Meer informatie over deze bijwerkingen, inclusief de symptomen die je kunt ervaren en wat je kunt doen wanneer deze zich voordoen vind je in de bijsluiter. Verdere informatie staat beschreven op de patiëntenwaarschuwingskaart en in de handleiding voor patiënten die je van jouw arts of verpleegkundige ontvangen hebt. Neem bij twijfel altijd contact op met je neuroloog. (1)
Als je denkt dat je zwanger bent of als je van plan bent zwanger te worden, is het belangrijk om dit te bespreken met je arts vóór je met de behandeling begint. Gebruik effectieve anticonceptie tijdens de behandeling en gedurende de vier maanden na de laatste infusie. (1)
Het is belangrijk om je arts op de hoogte te stellen van alle problemen die je hebt met je gezondheid. Vertel niet alleen over geneesmiddelen die je op recept verkregen hebt.

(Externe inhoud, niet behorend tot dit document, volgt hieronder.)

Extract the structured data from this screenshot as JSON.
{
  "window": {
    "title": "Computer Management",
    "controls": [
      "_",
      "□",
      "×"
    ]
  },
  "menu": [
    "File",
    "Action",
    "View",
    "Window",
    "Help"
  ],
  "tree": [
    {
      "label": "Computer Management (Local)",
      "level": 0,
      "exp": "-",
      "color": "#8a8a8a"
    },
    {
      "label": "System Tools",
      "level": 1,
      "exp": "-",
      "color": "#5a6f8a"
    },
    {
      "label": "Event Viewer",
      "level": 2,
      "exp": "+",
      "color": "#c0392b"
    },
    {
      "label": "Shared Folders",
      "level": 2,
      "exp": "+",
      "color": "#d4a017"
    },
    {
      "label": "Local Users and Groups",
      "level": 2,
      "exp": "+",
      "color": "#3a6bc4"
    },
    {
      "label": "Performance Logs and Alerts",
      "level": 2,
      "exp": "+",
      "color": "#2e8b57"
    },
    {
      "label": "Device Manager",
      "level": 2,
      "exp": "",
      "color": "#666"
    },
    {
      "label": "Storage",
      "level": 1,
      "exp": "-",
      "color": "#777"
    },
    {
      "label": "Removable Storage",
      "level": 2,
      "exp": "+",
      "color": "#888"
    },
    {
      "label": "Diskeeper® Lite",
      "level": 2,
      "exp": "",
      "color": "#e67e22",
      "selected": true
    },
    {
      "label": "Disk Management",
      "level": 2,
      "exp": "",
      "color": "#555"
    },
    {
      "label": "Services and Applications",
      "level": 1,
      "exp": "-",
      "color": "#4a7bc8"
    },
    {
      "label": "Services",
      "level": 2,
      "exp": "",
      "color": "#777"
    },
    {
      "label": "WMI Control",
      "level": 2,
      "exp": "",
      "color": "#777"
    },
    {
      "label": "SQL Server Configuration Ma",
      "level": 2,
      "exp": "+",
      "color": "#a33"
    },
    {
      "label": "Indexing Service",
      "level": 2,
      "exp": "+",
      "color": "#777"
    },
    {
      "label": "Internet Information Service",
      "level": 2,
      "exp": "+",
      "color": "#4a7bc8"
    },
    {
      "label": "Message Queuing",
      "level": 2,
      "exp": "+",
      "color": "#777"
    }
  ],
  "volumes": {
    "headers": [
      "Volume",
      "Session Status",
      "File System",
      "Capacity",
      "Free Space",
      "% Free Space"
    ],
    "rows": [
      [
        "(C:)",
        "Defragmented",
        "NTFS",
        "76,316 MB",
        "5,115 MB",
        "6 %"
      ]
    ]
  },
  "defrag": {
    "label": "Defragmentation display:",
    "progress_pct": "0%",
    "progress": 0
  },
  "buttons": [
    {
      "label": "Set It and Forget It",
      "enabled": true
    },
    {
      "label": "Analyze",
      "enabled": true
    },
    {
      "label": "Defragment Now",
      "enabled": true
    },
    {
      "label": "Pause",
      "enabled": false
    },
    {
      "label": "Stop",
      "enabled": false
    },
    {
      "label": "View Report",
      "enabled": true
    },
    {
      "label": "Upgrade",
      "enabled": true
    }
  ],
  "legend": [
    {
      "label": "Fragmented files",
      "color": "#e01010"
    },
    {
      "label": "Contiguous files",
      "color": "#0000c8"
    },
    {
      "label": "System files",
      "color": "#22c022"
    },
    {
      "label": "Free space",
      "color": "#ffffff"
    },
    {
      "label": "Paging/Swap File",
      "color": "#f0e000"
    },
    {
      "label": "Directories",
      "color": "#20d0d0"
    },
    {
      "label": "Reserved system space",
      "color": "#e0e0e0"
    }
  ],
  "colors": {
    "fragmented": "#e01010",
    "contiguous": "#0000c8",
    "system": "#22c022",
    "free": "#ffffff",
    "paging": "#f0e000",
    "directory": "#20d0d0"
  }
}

Ook homeopathische middelen en vaccinaties kunnen invloed hebben op de behandeling.
Als je vragen hebt over je behandeling, kun je deze altijd bespreken met je arts of MS-verpleegkundige. Daarnaast vind je meer informatie in de bijsluiter, en op de patiëntenwaarschuwingskaart en in de handleiding voor patiënten die je van jouw arts of verpleegkundige hebt ontvangen.